Zanubrutinib Emerges as Leading cBTKi for Relapsed/Refractory CLL

In a groundbreaking study published in *Blood Advances*, researchers have identified zanubrutinib (Brukinsa; BeOne Medicines) as the most effective covalent Bruton tyrosine kinase inhibitor (cBTKi) for treating relapsed or refractory chronic lymphocytic leukemia (CLL). This indirect comparative analysis marks the first of its kind to assess the relative efficacy of approved cBTKis in the absence of direct head-to-head trials.

The study, conducted by a team led by Dr. Muhammad Shadman, Assistant Professor at the University of Washington and a hematologist at the Fred Hutchinson Cancer Research Center, involved a meta-analysis of data from pivotal trials involving three cBTKis—zanubrutinib, acalabrutinib (Calquence; AstraZeneca), and ibrutinib (Imbruvica; Pharmacyclics and Johnson & Johnson). The findings indicate that zanubrutinib significantly reduces the risk of disease progression or death compared to its counterparts.

According to the study published on July 5, 2025, zanubrutinib demonstrated a 51% reduction in the risk of disease progression or death when compared with ibrutinib (HR, 0.49; 95% CrI, 0.31-0.78) and a 45% reduction compared to acalabrutinib (HR, 0.55; 95% CrI, 0.32-0.94) among high-risk patients. These results reveal a significant improvement in progression-free survival (PFS) and favorable response rates, suggesting that zanubrutinib may provide enhanced clinical benefits for CLL patients, particularly those with high-risk factors such as del(17p) or TP53 mutations.

The researchers noted that these findings are particularly relevant for specific patient subgroups, where treatment options often remain uncertain. Dr. Shadman stated, "The results provide insights that cannot be derived directly from assessment of individual trial outcomes."

The analysis included data from three pivotal randomized controlled trials: ALPINE, which compared zanubrutinib with ibrutinib in patients with TP53 mutations and/or del(17p); ELEVATE-RR, which assessed acalabrutinib against ibrutinib in similar patient groups; and ASCEND, which evaluated acalabrutinib versus bendamustine + rituximab (BR/IR). Follow-up durations in these trials ranged from 39 to 46.5 months, underlining the importance of long-term efficacy data in assessing treatment options for CLL patients.

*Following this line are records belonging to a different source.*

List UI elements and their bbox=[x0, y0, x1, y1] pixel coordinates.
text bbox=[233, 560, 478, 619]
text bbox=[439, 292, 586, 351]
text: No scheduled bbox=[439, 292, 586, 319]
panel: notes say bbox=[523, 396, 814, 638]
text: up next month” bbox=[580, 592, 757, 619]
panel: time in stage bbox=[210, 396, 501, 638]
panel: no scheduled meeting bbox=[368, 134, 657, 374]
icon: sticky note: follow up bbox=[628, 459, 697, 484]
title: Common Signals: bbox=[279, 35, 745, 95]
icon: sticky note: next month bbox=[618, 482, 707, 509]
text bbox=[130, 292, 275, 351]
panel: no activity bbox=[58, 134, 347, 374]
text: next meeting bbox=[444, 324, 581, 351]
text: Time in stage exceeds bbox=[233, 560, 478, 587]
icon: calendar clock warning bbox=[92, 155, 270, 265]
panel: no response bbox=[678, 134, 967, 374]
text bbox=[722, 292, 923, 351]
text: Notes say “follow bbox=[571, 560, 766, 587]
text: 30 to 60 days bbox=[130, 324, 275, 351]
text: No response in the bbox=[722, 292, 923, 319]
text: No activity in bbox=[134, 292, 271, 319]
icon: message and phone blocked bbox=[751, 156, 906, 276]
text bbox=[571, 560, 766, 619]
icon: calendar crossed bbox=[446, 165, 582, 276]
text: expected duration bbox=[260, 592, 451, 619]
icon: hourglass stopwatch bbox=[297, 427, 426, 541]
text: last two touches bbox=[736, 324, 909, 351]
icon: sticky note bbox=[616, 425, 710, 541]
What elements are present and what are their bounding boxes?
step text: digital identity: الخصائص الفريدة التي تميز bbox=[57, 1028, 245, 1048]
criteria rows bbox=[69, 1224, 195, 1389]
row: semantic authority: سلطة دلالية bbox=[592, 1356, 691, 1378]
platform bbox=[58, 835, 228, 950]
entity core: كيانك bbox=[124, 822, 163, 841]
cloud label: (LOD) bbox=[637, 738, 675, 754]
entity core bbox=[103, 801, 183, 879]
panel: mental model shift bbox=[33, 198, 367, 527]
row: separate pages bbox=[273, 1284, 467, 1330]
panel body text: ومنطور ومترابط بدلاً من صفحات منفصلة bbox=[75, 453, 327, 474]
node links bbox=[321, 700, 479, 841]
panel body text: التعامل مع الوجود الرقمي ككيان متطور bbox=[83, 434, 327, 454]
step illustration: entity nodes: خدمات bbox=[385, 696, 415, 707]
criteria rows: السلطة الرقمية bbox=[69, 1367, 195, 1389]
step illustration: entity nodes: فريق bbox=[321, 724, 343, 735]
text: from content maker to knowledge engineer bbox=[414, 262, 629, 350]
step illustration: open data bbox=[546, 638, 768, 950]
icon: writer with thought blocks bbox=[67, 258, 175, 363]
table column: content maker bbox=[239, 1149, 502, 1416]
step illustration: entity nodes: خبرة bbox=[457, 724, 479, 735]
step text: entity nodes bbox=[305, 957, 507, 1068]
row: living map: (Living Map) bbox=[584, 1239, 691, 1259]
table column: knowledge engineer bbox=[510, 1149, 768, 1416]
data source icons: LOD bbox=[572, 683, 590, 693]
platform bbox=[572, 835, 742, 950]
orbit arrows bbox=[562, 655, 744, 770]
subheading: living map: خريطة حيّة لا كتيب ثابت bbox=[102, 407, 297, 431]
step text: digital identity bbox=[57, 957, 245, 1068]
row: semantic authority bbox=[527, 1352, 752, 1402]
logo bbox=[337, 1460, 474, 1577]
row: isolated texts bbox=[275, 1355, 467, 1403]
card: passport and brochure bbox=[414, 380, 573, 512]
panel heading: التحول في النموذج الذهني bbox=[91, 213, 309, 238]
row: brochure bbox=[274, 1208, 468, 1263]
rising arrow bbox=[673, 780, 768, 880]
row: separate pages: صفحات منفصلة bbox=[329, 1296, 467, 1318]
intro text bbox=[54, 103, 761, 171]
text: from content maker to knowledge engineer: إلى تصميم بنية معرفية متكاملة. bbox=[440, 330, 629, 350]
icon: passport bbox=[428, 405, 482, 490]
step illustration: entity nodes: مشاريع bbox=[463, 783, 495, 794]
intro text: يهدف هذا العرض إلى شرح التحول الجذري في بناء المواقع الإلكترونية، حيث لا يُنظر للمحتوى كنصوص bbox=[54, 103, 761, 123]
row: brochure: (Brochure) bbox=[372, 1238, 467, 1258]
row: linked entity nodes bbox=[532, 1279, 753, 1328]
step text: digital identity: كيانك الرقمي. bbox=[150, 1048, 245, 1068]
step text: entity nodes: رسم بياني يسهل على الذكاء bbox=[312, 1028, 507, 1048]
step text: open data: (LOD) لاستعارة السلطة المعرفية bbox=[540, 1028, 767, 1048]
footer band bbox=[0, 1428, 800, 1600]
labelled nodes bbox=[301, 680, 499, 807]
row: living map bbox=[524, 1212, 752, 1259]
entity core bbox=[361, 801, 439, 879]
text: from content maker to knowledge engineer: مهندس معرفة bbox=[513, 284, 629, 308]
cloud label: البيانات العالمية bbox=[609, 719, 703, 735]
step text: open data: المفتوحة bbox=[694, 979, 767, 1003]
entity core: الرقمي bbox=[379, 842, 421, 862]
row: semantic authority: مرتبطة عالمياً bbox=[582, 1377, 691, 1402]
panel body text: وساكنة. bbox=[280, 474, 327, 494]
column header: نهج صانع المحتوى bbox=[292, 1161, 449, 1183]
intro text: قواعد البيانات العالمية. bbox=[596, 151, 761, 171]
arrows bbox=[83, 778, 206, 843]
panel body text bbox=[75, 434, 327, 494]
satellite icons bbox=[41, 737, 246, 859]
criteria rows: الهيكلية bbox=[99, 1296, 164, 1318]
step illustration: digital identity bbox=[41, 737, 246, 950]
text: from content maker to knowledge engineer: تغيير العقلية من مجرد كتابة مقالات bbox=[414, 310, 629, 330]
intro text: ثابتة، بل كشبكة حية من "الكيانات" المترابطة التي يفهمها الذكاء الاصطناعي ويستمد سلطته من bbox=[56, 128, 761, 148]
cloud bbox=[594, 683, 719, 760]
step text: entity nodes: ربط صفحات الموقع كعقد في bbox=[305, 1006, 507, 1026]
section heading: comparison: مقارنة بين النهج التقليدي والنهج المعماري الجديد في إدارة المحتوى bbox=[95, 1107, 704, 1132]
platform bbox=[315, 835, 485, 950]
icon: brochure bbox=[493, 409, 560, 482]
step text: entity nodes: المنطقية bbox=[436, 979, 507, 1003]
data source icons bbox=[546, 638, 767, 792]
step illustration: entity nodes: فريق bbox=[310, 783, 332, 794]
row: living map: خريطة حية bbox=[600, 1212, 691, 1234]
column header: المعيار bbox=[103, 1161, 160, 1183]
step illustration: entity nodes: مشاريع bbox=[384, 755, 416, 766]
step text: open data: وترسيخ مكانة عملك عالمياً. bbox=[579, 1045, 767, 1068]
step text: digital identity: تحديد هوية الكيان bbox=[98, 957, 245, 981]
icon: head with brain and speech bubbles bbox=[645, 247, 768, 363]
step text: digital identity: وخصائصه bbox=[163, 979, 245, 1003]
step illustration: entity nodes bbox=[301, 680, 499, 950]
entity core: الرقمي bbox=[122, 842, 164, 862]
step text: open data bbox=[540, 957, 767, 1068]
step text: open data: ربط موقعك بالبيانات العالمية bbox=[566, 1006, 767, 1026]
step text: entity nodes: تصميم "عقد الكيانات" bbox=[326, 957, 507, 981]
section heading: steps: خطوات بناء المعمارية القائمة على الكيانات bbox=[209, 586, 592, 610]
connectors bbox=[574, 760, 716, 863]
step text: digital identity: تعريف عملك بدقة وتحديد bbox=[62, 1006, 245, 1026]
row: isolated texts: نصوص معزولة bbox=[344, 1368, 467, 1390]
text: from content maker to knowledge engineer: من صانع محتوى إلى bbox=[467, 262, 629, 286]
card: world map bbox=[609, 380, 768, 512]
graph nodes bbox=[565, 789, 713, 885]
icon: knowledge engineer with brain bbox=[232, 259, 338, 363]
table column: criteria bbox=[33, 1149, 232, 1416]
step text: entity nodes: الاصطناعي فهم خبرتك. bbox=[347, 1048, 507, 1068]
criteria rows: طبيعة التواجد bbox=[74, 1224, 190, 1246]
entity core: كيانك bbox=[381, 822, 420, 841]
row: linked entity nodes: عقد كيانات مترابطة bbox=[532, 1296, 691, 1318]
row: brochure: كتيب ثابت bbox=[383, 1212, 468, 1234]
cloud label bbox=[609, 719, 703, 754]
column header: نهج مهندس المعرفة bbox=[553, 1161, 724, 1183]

While the study provides a comprehensive comparison, the authors urge caution in interpreting the results due to the indirect nature of the comparisons. Dr. Shadman cautioned, "When interpreting the results of the present study, the structure of the network must be considered. Indirect evidence may impact the observed relative effects that rely on those chains, thereby making results less reliable."

The analysis also highlighted numerical improvements in overall survival rates associated with zanubrutinib compared to both acalabrutinib and ibrutinib, though these findings did not reach statistical significance. The overall response rate (ORR) for zanubrutinib was also notably higher, revealing a potential advantage in clinical response among patients treated with this cBTKi.

The findings of this study may reshape treatment paradigms for CLL, emphasizing the need for oncologists to consider zanubrutinib as a first-line treatment option, particularly for high-risk patient populations. As the field continues to evolve, these insights will be vital in guiding clinical decisions and improving patient outcomes in CLL management.

In conclusion, the comparative analysis underscores zanubrutinib's promising position within the therapeutic landscape for relapsed or refractory CLL. Ongoing research and clinical trials will further elucidate its long-term efficacy and safety in diverse patient populations, paving the way for enhanced treatment strategies in hematologic malignancies.